Un check-point à Guayaquil, en Equateur, le 10 janvier 2024.

Tirs en direct sur un plateau de télévision, gardiens de prison ou policiers pris en otages, écoles et magasins fermés : l’Equateur est plongé, selon son président, dans un « conflit armé interne » avec les gangs de narcotrafiquants qui a déjà fait au moins dix morts.

Dans un décret publié mardi 9 janvier, au troisième jour de cette crise sécuritaire, le président équatorien, Daniel Noboa, a ordonné « la mobilisation et l’intervention des forces armées et de la police nationale » pour « garantir la souveraineté et l’intégrité nationale contre le crime organisé, les organisations terroristes et les belligérants non étatiques ».

M. Noboa, 36 ans, plus jeune président de l’histoire du pays et élu en novembre sur la promesse de rétablir la sécurité, avait décrété lundi l’état d’urgence pour soixante jours dans tout le pays, au lendemain de l’évasion d’un chef de gang redouté. Il a fourni mardi une liste exhaustive des bandes criminelles dont il veut la « neutralisation », soulignant la nécessité pour les forces armées d’agir « dans le respect des droits de l’homme ».

L’Equateur, pays de 18 millions d’habitants naguère havre de paix, est ravagé par la violence après être devenu le principal point d’exportation de la cocaïne produite au Pérou et en Colombie. Les assassinats dans les rues ont augmenté de 800 % entre 2018 et 2023, passant de 6 à 46 pour 100 000 habitants. En 2023, 7 800 homicides ont été comptabilisés et 220 tonnes de drogues saisies.

Evasion de deux chefs de gang

Adolfo Macias, alias « Fito », 44 ans, chef des Choneros – un gang d’environ 8 000 hommes selon les experts – , s’est enfui dimanche de la prison de Guayaquil (Sud-Ouest). Mardi, Fabricio Colon Pico, un chef des Los Lobos, autre puissant gang, s’est aussi évadé. Le Pérou a annoncé le même jour avoir déclenché l’état d’urgence le long des plus de 1 400 kilomètres de sa frontière avec l’Equateur et renforcé sa surveillance.

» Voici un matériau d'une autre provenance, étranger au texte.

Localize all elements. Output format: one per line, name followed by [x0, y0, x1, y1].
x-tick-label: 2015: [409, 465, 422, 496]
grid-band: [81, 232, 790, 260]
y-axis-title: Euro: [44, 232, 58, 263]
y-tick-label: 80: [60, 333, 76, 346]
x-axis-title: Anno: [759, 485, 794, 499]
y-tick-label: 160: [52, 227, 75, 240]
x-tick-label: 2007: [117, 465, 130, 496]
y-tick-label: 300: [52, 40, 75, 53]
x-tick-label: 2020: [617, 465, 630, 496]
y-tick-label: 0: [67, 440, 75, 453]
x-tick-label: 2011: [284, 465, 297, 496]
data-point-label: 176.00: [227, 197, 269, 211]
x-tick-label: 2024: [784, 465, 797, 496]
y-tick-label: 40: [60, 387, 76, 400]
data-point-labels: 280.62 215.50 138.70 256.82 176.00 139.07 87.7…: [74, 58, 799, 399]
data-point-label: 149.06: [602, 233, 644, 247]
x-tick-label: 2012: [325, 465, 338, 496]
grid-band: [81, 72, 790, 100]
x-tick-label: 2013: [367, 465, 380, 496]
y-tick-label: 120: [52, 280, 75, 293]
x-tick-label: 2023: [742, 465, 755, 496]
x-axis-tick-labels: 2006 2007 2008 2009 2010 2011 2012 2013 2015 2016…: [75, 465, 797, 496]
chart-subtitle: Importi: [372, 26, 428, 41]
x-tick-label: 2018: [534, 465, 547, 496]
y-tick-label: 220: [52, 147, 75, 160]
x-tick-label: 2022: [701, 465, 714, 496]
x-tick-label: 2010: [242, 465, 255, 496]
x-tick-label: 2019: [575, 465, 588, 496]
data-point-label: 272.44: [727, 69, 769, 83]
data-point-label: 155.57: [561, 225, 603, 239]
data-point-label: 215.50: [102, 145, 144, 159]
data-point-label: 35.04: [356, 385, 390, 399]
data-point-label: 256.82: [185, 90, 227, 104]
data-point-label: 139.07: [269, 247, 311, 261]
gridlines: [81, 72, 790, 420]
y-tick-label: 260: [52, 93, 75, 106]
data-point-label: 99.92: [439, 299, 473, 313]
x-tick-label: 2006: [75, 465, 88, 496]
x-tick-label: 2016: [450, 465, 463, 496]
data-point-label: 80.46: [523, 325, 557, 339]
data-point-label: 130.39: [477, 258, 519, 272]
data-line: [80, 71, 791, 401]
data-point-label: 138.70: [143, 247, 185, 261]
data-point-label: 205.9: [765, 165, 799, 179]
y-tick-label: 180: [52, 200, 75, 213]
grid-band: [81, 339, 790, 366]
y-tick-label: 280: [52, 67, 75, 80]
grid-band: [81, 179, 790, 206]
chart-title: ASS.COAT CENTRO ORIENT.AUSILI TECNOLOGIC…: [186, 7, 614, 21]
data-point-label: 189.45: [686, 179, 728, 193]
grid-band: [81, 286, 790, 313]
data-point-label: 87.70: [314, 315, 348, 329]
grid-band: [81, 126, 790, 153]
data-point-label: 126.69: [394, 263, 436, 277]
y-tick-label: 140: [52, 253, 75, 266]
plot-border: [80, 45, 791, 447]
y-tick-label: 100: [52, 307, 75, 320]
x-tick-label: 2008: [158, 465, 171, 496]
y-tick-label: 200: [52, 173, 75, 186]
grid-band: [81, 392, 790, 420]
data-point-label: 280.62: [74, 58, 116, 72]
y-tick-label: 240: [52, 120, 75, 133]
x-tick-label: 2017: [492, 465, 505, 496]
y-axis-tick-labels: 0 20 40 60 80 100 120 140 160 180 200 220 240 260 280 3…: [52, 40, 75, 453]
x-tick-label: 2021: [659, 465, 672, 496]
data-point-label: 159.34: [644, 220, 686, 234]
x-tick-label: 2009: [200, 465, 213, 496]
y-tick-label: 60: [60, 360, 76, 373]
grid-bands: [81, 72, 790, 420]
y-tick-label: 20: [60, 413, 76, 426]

« Président Daniel Noboa, vous avez notre soutien total et sans réserve. S’il vous plaît, ne cédez pas », a déclaré l’ancien président socialiste Rafael Correa (2007-2017), qui réside en Belgique et avait soutenu à la présidentielle l’adversaire de M. Noboa, Luisa Gonzalez. « L’heure est aujourd’hui à l’unité nationale. Le crime organisé a déclaré la guerre à l’Etat, et l’Etat doit l’emporter », a-t-il ajouté dans une vidéo diffusée dans la nuit de mardi à mercredi.

« Différer les projets » de voyage en Equateur

La crise entraîne des réactions internationales. Mercredi, l’Espagne a dit suivre avec « inquiétude » la situation et assuré soutenir « les institutions démocratiques », par la voix de son premier ministre, Pedro Sanchez qui a affiché sa « confiance » en un « retour prochain à la normalité ».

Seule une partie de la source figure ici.